Re: [PATCH] task_work: allow TWA_SIGNAL without a rescheduling IPI

From: Jens Axboe
Date: Mon Apr 25 2022 - 21:52:37 EST


On 4/22/22 8:34 AM, Jens Axboe wrote:
> Some use cases don't always need an IPI when sending a TWA_SIGNAL
> notification. Add TWA_SIGNAL_NO_IPI, which is just like TWA_SIGNAL,
> except it doesn't send an IPI to the target task.

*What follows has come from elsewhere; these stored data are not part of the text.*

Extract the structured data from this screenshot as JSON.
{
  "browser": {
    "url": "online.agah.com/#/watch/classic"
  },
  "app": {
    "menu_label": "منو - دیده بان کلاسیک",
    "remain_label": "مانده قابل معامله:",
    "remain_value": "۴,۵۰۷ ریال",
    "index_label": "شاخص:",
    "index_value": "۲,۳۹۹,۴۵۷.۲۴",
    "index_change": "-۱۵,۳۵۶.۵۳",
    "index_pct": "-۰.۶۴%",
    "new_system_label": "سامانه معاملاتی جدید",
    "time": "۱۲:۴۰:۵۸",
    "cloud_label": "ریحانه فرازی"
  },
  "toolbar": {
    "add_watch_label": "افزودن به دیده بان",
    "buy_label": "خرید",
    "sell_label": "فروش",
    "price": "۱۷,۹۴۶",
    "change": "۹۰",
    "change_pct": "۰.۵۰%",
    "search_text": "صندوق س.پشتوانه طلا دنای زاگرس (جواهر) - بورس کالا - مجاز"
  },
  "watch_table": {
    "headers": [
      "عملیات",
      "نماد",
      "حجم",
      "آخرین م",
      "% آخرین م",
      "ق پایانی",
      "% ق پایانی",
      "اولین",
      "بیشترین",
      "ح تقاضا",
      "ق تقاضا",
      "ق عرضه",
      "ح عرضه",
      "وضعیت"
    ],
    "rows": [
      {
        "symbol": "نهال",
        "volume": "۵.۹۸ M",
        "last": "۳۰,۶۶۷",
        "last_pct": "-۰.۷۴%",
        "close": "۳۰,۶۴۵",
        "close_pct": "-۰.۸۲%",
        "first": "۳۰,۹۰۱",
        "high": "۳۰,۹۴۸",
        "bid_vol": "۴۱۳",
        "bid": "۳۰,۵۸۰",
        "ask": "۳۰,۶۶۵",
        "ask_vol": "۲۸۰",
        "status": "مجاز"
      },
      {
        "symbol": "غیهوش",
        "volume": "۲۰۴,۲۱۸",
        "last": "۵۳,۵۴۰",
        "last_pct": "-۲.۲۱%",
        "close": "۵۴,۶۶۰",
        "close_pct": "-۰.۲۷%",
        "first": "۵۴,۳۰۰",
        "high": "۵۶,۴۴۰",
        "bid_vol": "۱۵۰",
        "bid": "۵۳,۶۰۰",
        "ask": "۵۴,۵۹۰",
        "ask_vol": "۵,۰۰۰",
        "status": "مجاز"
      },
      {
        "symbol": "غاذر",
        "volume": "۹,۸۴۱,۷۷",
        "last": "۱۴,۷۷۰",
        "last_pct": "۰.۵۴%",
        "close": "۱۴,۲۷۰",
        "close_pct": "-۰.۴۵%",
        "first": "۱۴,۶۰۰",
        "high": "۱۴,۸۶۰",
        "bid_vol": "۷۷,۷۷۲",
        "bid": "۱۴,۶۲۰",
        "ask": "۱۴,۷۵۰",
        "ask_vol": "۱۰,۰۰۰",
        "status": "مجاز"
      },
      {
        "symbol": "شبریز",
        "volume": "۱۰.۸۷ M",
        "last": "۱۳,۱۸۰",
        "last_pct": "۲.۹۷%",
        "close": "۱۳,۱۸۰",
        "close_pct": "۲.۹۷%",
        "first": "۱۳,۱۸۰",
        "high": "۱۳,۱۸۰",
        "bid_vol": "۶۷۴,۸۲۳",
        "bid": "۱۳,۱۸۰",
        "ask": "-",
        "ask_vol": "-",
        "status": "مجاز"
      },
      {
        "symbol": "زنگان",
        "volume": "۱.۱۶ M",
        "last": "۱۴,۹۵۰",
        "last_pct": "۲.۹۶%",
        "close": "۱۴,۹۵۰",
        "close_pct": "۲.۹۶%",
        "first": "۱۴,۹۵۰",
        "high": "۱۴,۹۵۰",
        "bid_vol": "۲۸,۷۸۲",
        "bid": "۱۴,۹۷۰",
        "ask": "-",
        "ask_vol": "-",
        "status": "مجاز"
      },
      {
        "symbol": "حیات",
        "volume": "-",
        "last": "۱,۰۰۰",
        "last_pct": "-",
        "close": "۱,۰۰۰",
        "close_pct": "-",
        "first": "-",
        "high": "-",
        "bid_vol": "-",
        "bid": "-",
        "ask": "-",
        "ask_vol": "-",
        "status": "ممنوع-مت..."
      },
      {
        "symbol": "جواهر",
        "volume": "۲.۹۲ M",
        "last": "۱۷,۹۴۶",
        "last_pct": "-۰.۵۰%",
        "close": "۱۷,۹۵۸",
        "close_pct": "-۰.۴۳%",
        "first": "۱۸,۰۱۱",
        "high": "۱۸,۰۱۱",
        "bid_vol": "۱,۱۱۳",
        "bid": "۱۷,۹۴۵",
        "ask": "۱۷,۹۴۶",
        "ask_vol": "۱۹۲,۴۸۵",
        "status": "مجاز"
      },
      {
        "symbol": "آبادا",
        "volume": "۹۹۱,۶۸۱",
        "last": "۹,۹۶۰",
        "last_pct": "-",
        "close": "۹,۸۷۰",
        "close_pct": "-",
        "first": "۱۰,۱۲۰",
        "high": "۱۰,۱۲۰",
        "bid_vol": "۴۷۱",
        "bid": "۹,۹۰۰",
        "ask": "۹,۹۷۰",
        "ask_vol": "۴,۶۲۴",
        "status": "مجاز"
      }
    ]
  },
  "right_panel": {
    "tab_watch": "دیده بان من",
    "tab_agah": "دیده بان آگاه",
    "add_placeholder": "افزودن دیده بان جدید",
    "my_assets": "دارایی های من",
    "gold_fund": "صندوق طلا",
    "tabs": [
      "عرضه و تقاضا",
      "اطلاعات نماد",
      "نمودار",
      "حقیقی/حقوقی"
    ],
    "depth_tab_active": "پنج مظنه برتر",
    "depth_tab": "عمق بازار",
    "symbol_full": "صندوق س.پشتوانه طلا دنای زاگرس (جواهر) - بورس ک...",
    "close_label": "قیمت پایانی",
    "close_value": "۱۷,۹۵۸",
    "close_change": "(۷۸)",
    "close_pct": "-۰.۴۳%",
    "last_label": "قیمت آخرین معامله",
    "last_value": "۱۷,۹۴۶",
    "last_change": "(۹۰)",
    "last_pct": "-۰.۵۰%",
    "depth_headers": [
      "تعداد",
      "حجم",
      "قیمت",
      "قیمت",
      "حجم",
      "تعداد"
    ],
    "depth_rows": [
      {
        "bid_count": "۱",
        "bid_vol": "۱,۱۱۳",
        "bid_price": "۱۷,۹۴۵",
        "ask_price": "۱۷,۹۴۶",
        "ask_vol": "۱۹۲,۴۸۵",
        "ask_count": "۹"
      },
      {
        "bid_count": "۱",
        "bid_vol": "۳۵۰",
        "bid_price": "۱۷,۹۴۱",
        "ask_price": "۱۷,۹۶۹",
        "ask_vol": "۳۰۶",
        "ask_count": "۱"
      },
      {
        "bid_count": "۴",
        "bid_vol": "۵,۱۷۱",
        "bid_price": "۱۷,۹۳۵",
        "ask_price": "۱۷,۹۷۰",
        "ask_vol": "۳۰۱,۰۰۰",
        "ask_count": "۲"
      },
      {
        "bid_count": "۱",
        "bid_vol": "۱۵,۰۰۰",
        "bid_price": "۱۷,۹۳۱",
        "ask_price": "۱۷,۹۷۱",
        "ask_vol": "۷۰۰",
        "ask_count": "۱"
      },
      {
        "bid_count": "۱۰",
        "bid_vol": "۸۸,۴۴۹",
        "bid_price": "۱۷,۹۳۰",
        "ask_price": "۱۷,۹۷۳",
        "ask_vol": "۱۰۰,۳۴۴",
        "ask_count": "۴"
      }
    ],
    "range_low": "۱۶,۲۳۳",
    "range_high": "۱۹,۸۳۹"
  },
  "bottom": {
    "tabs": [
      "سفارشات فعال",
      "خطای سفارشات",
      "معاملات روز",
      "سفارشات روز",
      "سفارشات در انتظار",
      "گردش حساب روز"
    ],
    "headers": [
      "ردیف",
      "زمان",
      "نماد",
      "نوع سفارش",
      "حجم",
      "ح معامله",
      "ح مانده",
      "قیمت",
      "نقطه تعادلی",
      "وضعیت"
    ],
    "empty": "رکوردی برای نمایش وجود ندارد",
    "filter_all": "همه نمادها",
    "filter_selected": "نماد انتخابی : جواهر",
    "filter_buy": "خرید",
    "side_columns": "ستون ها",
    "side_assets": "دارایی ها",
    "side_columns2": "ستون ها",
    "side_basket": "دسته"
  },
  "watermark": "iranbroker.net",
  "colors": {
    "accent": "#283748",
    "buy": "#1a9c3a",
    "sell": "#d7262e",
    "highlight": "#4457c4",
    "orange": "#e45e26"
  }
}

It merely sets
> TIF_NOTIFY_SIGNAL and wakes up the task.

Adding Peter and Thomas.

>
> Signed-off-by: Jens Axboe <axboe@xxxxxxxxx>
>
> ---
>
> This is a prep patch for an io_uring change where we don't need the IPI,
> and skipping it can reduce rescheduling/IPI rate by tens to hundreds of
> thousands per second.
>
> diff --git a/include/linux/sched/signal.h b/include/linux/sched/signal.h
> index 3c8b34876744..66b689f6cfcb 100644
> --- a/include/linux/sched/signal.h
> +++ b/include/linux/sched/signal.h
> @@ -355,14 +355,23 @@ static inline void clear_notify_signal(void)
> smp_mb__after_atomic();
> }
>
> +/*
> + * Returns 'true' if kick_process() is needed to force a transition from
> + * user -> kernel to guarantee expedient run of TWA_SIGNAL based task_work.
> + */
> +static inline bool __set_notify_signal(struct task_struct *task)
> +{
> + return !test_and_set_tsk_thread_flag(task, TIF_NOTIFY_SIGNAL) &&
> + !wake_up_state(task, TASK_INTERRUPTIBLE);
> +}
> +
> /*
> * Called to break out of interruptible wait loops, and enter the
> * exit_to_user_mode_loop().
> */
> static inline void set_notify_signal(struct task_struct *task)
> {
> - if (!test_and_set_tsk_thread_flag(task, TIF_NOTIFY_SIGNAL) &&
> - !wake_up_state(task, TASK_INTERRUPTIBLE))
> + if (__set_notify_signal(task))
> kick_process(task);
> }
>
> diff --git a/include/linux/task_work.h b/include/linux/task_work.h
> index 897494b597ba..795ef5a68429 100644
> --- a/include/linux/task_work.h
> +++ b/include/linux/task_work.h
> @@ -17,6 +17,7 @@ enum task_work_notify_mode {
> TWA_NONE,
> TWA_RESUME,
> TWA_SIGNAL,
> + TWA_SIGNAL_NO_IPI,
> };
>
> static inline bool task_work_pending(struct task_struct *task)
> diff --git a/kernel/task_work.c b/kernel/task_work.c
> index c59e1a49bc40..fa8fdd04aa17 100644
> --- a/kernel/task_work.c
> +++ b/kernel/task_work.c
> @@ -13,11 +13,13 @@ static struct callback_head work_exited; /* all we need is ->next == NULL */
> *
> * Queue @work for task_work_run() below and notify the @task if @notify
> * is @TWA_RESUME or @TWA_SIGNAL. @TWA_SIGNAL works like signals, in that the
> - * it will interrupt the targeted task and run the task_work. @TWA_RESUME
> - * work is run only when the task exits the kernel and returns to user mode,
> - * or before entering guest mode. Fails if the @task is exiting/exited and thus
> - * it can't process this @work. Otherwise @work->func() will be called when the
> - * @task goes through one of the aforementioned transitions, or exits.
> + * it will interrupt the targeted task and run the task_work. @TWA_SIGNAL_NO_IPI
> + * works like @TWA_SIGNAL, except it doesn't send a reschedule IPI to force the
> + * targeted task to reschedule and run task_work. @TWA_RESUME work is run only
> + * when the task exits the kernel and returns to user mode, or before entering
> + * guest mode. Fails if the @task is exiting/exited and thus it can't process
> + * this @work. Otherwise @work->func() will be called when the @task goes
> + * through one of the aforementioned transitions, or exits.
> *
> * If the targeted task is exiting, then an error is returned and the work item
> * is not queued. It's up to the caller to arrange for an alternative mechanism
> @@ -53,6 +55,9 @@ int task_work_add(struct task_struct *task, struct callback_head *work,
> case TWA_SIGNAL:
> set_notify_signal(task);
> break;
> + case TWA_SIGNAL_NO_IPI:
> + __set_notify_signal(task);
> + break;
> default:
> WARN_ON_ONCE(1);
> break;
>


--
Jens Axboe